Julianne Côté and Catherine St-Laurent in Tu dors Nicole

Stéphane Lafleur, the award-winning editor of Monsieur Lazhar, takes the director’s chair for Tu dors Nicole, which chronicles one summer in the life of 22-year-old Nicole. Her seemingly untroubled existence is interrupted when the arrival of her older brother and his band puts her relationship with her best friend Véronique to the test. Tu dors Nicole screens Friday, March 20 and Sunday, March 22 at the 44th New Directors/New Films, which continues through March 29.

Tu dors Nicole
Stéphane Lafleur, Canada, 2014, 93 min.

Description: With this disarmingly atmospheric comedy, Québécois director Stéphane Lafleur continues to secure his place high among the recent surge of talent flowing from French Canada. Tu dors Nicole follows the summer (mis)adventures of a band of utterly unique characters, centering on the coquettish 22-year-old Nicole (Julianne Côté), who leads an ostensibly carefree lifestyle. When the belatedly acknowledged reality of adulthood begins to nip at her heels and her older musician brother Rémi (Marc-André Grondin) enters the picture, complications prove inevitable. Shot in low-contrast black-and-white 35mm,Tu dors Nicole is a sweet and finely crafted ode to restless youth that, in its seductive and charming way, recalls the likes of Aki Kaurismäki and Jim Jarmusch. A Kino Lorber release.

Responses from Stéphane Lafleur:

On what drew him to filmmaking:

It’s really the poetic strength of films that brought me to it.

On the creation of character and story:

My writing usually starts as a combination of different key elements, instead of a precise story. For Tu dors Nicole, [the influence] was summer at night, friendship, a band in a house, and this blurry phase between adolescence and adulthood.

[Lafleur expands on his influences leading to Tu dors Nicole in a recent Cult MTL interview: “I came up with the idea of setting it in the summer because your early 20s are an in-between period between adolescence and adulthood in the same way that summer functions as the in-between period for students. You’ve tried all kinds of things and you’ve pretty much lost your innocence, but you’re not quite an adult yet, despite beginning to have responsibilities.”]

On directing the actors:

I don’t rehearse a lot. I do some readings of the script with the main cast to make sure we’re all going to do the same movie.

[In Cult MTL’s interview, Lafleur speaks to the challenges of working with nonprofessional actors: “I have to direct them a little bit, but it was a bigger problem with my first film. My tone is more established now. The actors have a reference point, having seen the other films, and they know what kind of universe they’re stepping into. There’s always a good bit of humour in my films, and it’s always the same style of humour where I don’t want the actors to try to tag the joke or try to heighten it. The characters aren’t aware of the joke: they’re living it.

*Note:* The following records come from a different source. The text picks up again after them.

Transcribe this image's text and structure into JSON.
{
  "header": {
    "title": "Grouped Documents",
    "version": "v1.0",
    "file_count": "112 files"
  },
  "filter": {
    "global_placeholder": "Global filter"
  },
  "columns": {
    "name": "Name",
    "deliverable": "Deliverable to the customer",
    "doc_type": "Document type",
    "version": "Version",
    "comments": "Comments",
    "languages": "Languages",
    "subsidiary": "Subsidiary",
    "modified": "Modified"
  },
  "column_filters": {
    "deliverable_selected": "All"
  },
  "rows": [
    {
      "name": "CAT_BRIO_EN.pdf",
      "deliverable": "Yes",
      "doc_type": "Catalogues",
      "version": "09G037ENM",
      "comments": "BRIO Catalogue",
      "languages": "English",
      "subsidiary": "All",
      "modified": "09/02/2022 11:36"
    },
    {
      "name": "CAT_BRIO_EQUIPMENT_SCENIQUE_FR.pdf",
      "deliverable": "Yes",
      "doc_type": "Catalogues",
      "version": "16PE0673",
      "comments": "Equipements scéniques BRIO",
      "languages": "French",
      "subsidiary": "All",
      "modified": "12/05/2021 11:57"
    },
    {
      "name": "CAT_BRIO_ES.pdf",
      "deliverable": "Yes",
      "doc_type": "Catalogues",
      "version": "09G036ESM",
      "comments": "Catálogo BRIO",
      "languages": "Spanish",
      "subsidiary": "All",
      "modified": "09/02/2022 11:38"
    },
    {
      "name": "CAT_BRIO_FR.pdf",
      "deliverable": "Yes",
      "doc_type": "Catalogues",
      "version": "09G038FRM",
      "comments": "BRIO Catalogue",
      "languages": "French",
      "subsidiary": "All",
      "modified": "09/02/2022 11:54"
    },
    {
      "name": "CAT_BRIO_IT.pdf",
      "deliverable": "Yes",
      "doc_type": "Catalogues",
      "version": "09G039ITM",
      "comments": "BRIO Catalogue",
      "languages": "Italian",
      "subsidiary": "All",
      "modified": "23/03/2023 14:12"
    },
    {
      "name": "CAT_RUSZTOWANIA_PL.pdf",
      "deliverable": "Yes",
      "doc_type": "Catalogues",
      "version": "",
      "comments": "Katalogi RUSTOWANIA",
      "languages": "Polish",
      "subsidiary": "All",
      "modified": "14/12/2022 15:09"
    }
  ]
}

My acting directions are generally pretty precise because what I want is for everyone to be in the same film together on an even plane. Sometimes I’m not happy with everything, but I might just be seeing the movie too much!”]

On the challenges of recording music:

Since there is a band in the film, the music part was certainly the biggest challenge. I wanted the actors to play instruments for real and the sound to be the perspective of someone in the room with them. It ended up being technically more complicated than expected.

[In an interview with Scene Creek, Lafleur notes the particular importance of the drums: “The music was a really big puzzle, because I wanted the guys to play for real, so I needed all the music before the shooting, and I wanted the band to sound as if we were in the room with them, not as a studio overdub. I wanted (it) to sound rough. I wanted the drums to take more space than the rest. You can’t fake playing drums anyways.”]

On what's next:

I would like to go into sci-fi at some point, but I’m still looking for the right idea.

[As to how he’d like audiences to receive the film, Lafleur says in his Scene Creek interview that he wants to see young people return to theaters: “I think that people of different age(s) will get different things out of (Tu dors Nicole)…my hope with this film is that a younger audience will find the film, you know, because I have a feeling that it is (an age) when people are leaving and abandoning the cinema…(in terms of this film) we see youngsters coming back.”